Saturday, April 15, 2006

Pigs

More news from the rural countryside.
I'm up here in this little house in seclusion, trying to finish a writing project. It's a perfect setting for writing, the landscape around me utterly silent. Woods, fields, stone walls, sky—that's it.
This afternoon I took a break and went out to walk the hour-long triangle. I started out past the big elegant Victorian farmhouse just opposite us, heading down the road past the dairy farm. As I walked past the Victorian house I glanced in past the white painted fence. There were some shadows on the other side I hadn't expected—I wondered if my neighbours had borrowed some sheep to graze the lawn down? I went closer, and heard an excited honk.

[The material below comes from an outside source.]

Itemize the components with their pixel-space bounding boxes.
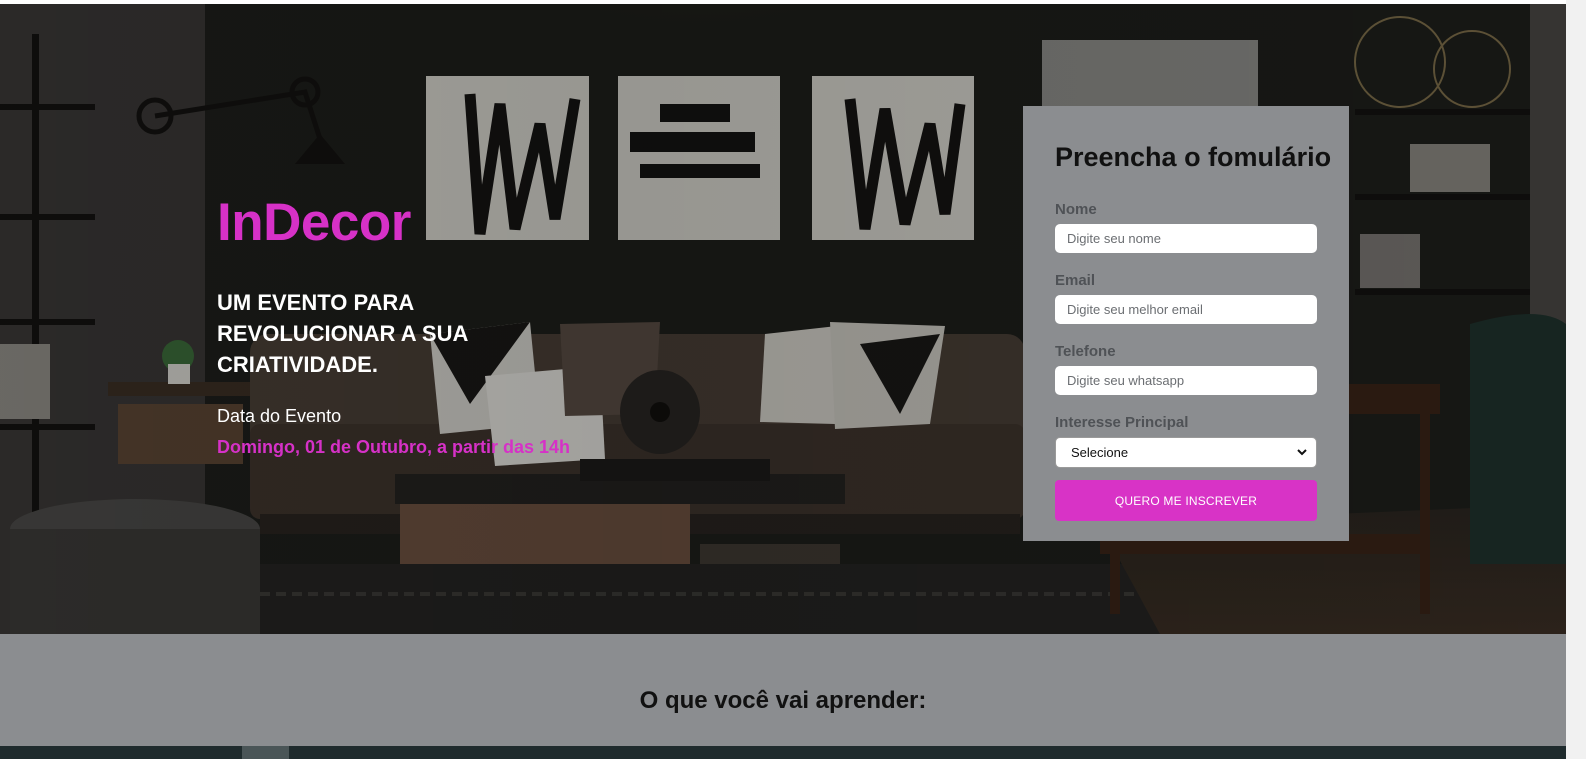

It was not sheep but a herd of energetic pigs, pink and brown and muscular, ears pricked and on the loose. What they were excited about was the garden—the perennial border, to be precise. There were ten of them, and they were hogs with a vision. The vision was of a perennial border without living inhabitants.

It was a lovely sight, if you were a hog—all that rich brown earth churned and rooted and turned up to the sky. If you were a gardener—well, it was a different sort of vision.

I walked down the road to the dairy farm, got in the pickup with the farmer and headed back up the hill with him. We spent the rest of the afternoon herding hogs. I don't know what we'll say to the neighbours. A visitation from outer space?